The plan would require private developers to create piping systems to capture and clean the gray water. Conservation advocates told the San Francisco Chronicle that they believe the requirement would be the first of its kind in the country.

“We need to be acting like we are in a crisis, because we are,” said Supervisor Scott Wiener, who introduced the legislation at the Board of Supervisors’ meeting. “We have a huge opportunity in California to reduce water use by aggressively moving toward water recycling.”

The Chronicle reports the proposal already has drawn criticism from some developers, who say it would add millions of dollars in construction costs when there are cheaper ways to save water.

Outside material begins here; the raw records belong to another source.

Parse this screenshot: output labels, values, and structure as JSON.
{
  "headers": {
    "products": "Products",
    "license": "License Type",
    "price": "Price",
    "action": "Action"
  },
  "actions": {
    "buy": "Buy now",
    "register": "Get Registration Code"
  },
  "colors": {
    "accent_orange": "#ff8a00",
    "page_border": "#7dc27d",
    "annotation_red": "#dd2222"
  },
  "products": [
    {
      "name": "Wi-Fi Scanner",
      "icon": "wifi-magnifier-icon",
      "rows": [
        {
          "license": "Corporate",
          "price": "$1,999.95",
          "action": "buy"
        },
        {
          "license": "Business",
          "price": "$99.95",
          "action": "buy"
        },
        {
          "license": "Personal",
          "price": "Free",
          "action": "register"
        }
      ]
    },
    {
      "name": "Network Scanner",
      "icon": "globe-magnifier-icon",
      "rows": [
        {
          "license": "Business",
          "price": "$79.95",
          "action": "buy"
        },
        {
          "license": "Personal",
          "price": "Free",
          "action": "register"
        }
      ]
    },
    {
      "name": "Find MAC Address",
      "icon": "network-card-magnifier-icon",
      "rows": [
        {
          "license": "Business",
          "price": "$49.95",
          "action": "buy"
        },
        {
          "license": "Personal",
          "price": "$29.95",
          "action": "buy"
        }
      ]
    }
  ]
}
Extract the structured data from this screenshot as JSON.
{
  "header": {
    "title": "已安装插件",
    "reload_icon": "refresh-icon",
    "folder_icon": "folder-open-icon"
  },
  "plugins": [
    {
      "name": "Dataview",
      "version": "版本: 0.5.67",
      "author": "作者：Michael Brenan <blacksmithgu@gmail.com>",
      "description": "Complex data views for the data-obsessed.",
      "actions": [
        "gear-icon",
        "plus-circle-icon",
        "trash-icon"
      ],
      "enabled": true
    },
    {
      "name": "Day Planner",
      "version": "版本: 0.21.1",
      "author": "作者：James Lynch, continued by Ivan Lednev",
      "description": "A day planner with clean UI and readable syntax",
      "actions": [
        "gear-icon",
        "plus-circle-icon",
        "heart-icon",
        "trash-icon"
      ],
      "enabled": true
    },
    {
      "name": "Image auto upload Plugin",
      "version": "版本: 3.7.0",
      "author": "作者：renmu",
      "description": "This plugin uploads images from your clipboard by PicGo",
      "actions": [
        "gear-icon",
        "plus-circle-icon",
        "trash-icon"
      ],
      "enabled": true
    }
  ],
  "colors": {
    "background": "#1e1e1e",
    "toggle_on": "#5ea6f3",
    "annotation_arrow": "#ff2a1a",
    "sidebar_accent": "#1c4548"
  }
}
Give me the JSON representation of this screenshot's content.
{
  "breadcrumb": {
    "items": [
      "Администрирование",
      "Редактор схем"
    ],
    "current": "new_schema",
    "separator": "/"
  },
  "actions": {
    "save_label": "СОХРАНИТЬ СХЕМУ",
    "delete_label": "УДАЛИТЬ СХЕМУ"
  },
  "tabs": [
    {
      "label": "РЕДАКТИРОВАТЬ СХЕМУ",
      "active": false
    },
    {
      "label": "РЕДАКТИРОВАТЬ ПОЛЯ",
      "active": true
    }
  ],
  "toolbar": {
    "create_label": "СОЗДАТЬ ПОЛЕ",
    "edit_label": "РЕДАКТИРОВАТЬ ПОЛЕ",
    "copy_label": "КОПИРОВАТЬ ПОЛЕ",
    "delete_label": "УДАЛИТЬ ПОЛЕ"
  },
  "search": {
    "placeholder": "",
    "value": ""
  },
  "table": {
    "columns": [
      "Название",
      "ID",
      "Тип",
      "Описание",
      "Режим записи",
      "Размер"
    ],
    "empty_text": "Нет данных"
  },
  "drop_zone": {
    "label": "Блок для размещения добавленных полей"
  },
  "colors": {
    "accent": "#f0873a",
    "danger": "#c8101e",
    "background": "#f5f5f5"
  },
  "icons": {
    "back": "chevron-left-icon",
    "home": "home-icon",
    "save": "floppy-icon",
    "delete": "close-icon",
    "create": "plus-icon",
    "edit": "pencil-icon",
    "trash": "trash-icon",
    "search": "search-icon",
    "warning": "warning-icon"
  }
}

“Good god,” micro-unit developer Patrick Kennedy said. “Everyone’s talking about bringing down the cost of housing, and that’s a big expense for something that might be achieved through a more benign way, like lower-flow toilets.”

The legislation would apply to new buildings that are 250,000 square feet and larger, and within certain areas of the city, including along the western border and the development-rich South of Market area. Buildings in these special districts already have some structures in place to pipe gray water.

According to San Francisco’s Planning Department, there are about two dozen new projects in the permitting process that would be immediately affected by Wiener’s legislation.

Michael Yarne, a San Francisco residential multifamily developer, said he supports the idea in principle. That people use clean drinking water for toilets and landscaping “is absurd,” he said.

“The challenge is, how do you bridge over to such a system that allows the development community to afford those costs?”

The proposal also calls for city departments to use gray water to scrub down and irrigate public spaces such as parks and plazas within five years.